Certain images of that sunny day 25 years ago remain etched into my mind. I recall standing beside two Liverpool fans in the old Jungle that day, a father and son. Neither could stop the tears as the whole stadium boomed out ‘You’ll Never Walk Alone.’ The older man put his arm around his son’s shoulders as they sang along with the rest of us. His eyes were closed but the sheer emotion in his voice spoke volumes about the depth of pain the city of Liverpool was going through in those dark times. I remember thinking of all the families unable to stand together at a football game again after the appalling events at Hillsborough.
Another moment from that day which is still fresh within my mind is the impeccably respected minute of silence before the game began. Players and officials stood in a circle in the centre of the field as 60,000 people joined them in remembering the lost. We were all Liverpool fans that day, all standing shoulder to shoulder with a suffering city and telling them that they really wouldn’t walk this road alone. Thatcher’s policies may have ripped the heart out of so many of the great industrial cities of the UK but the spirit Liverpool and Glasgow exemplified that day was undefeated. This was the sort of solidarity decent working class communities had always shown each other in times of tragedy.
Of course nothing can assuage the pain of those who lost loved ones. We can offer a shoulder or a helping hand but they must go through life and learn somehow to smile again. We rightly demand justice and truth and at long last the edifice of official lies and cover up now seems to be crumbling. The pain caused by the disgraceful reporting of events at Hillsborough in those early months after the tragedy to a people already traumatised by the loss of loved one is beyond comprehension. It was another bitter lesson in how the establishment protects itself with lies, disinformation and worthless reports. We saw it after Bloody Sunday and we saw it again after Hillsborough where Police briefed the gutter press to portray the fans as out of control drunken, louts. That some obliged is to their eternal shame.

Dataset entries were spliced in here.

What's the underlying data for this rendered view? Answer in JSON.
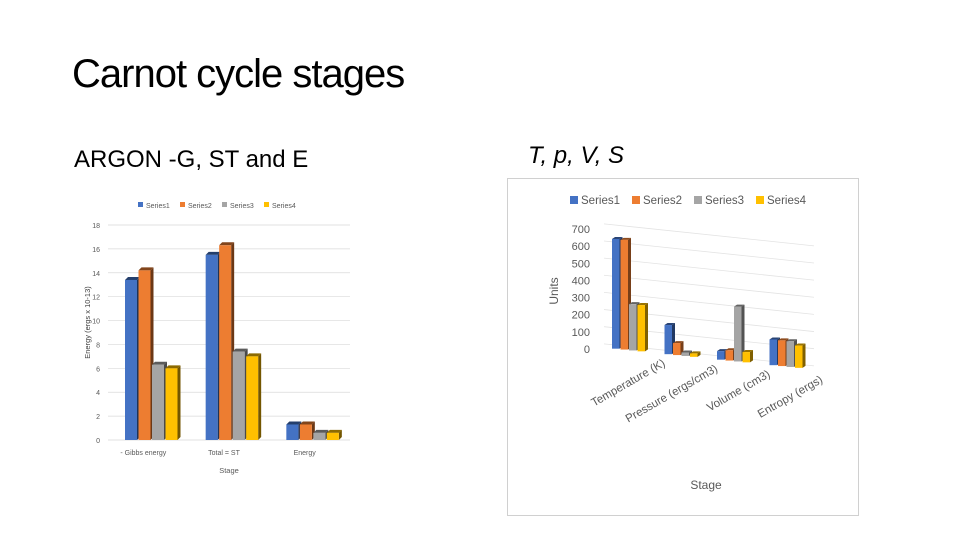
{
  "slide": {
    "title": "Carnot cycle stages",
    "left_heading": "ARGON  -G, ST and E",
    "right_heading": "T, p, V, S"
  },
  "chart_data": [
    {
      "type": "bar",
      "categories": [
        "- Gibbs energy",
        "Total = ST",
        "Energy"
      ],
      "series": [
        {
          "name": "Series1",
          "values": [
            13.4,
            15.5,
            1.3
          ]
        },
        {
          "name": "Series2",
          "values": [
            14.2,
            16.3,
            1.3
          ]
        },
        {
          "name": "Series3",
          "values": [
            6.3,
            7.4,
            0.6
          ]
        },
        {
          "name": "Series4",
          "values": [
            6.0,
            7.0,
            0.6
          ]
        }
      ],
      "xlabel": "Stage",
      "ylabel": "Energy (ergs x 10-13)",
      "ylim": [
        0,
        18
      ],
      "yticks": [
        "0",
        "2",
        "4",
        "6",
        "8",
        "10",
        "12",
        "14",
        "16",
        "18"
      ],
      "legend": "top",
      "colors": [
        "#4472C4",
        "#ED7D31",
        "#A5A5A5",
        "#FFC000"
      ]
    },
    {
      "type": "bar",
      "categories": [
        "Temperature (K)",
        "Pressure (ergs/cm3)",
        "Volume (cm3)",
        "Entropy (ergs)"
      ],
      "series": [
        {
          "name": "Series1",
          "values": [
            640,
            170,
            50,
            150
          ]
        },
        {
          "name": "Series2",
          "values": [
            640,
            70,
            60,
            150
          ]
        },
        {
          "name": "Series3",
          "values": [
            270,
            20,
            320,
            150
          ]
        },
        {
          "name": "Series4",
          "values": [
            270,
            20,
            60,
            130
          ]
        }
      ],
      "xlabel": "Stage",
      "ylabel": "Units",
      "ylim": [
        0,
        700
      ],
      "yticks": [
        "0",
        "100",
        "200",
        "300",
        "400",
        "500",
        "600",
        "700"
      ],
      "legend": "top",
      "colors": [
        "#4472C4",
        "#ED7D31",
        "#A5A5A5",
        "#FFC000"
      ]
    }
  ]
}
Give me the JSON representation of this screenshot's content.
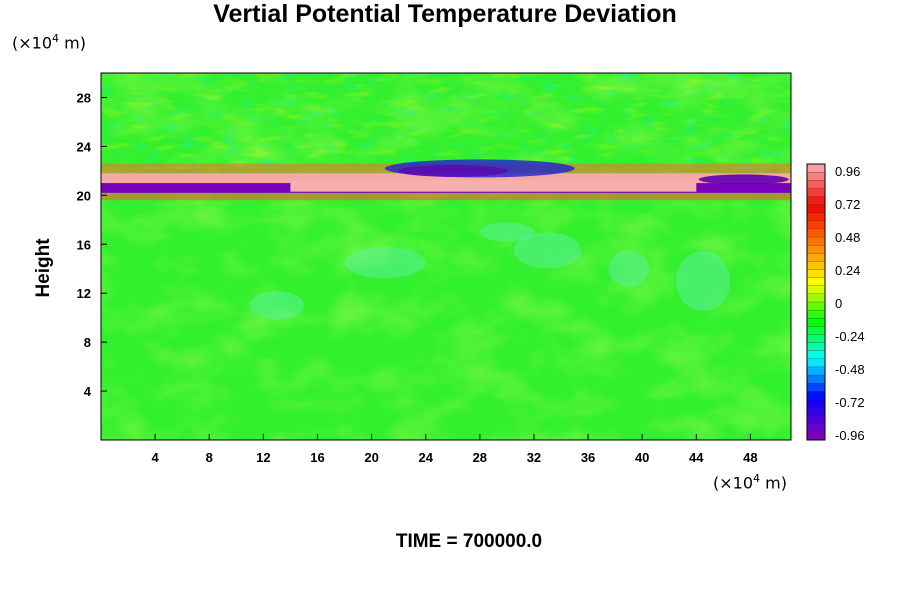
{
  "chart_data": {
    "type": "heatmap",
    "title": "Vertial Potential Temperature Deviation",
    "ylabel": "Height",
    "y_unit_prefix": "(×10",
    "y_unit_exp": "4",
    "y_unit_suffix": " m)",
    "x_unit_prefix": "(×10",
    "x_unit_exp": "4",
    "x_unit_suffix": " m)",
    "time_label": "TIME = 700000.0",
    "xlim": [
      0,
      51
    ],
    "ylim": [
      0,
      30
    ],
    "xticks": [
      4,
      8,
      12,
      16,
      20,
      24,
      28,
      32,
      36,
      40,
      44,
      48
    ],
    "yticks": [
      4,
      8,
      12,
      16,
      20,
      24,
      28
    ],
    "colorbar": {
      "min": -0.96,
      "max": 0.96,
      "labels": [
        "0.96",
        "0.72",
        "0.48",
        "0.24",
        "0",
        "-0.24",
        "-0.48",
        "-0.72",
        "-0.96"
      ],
      "colors": [
        "#f4a0a0",
        "#ff0000",
        "#ff8000",
        "#ffff00",
        "#00ff00",
        "#00ffff",
        "#0000ff",
        "#8000c0"
      ]
    }
  }
}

It’s now almost 25 years since that match was played between Celtic and Liverpool and the face of football in these islands has changed dramatically. Stadia are now all seated and much safer places to watch football. Fans are no longer treated like cattle and are much more able to articulate their feelings to clubs and the wider society via social media outlets undreamt of in 1989. The unique circumstances and official incompetence which led to the Hillsborough tragedy are unlikely to occur again in the UK. A chapter will close when the truth is told at last about the events of that day but for those families involved there can be no forgetting, just the quiet satisfaction of knowing that justice will now hopefully be done.
The people of Liverpool have walked through a storm and I’m proud to say that Celtic and its supporters walked some of the way with them.
Rest in Peace the 96. You’ll never be forgotten.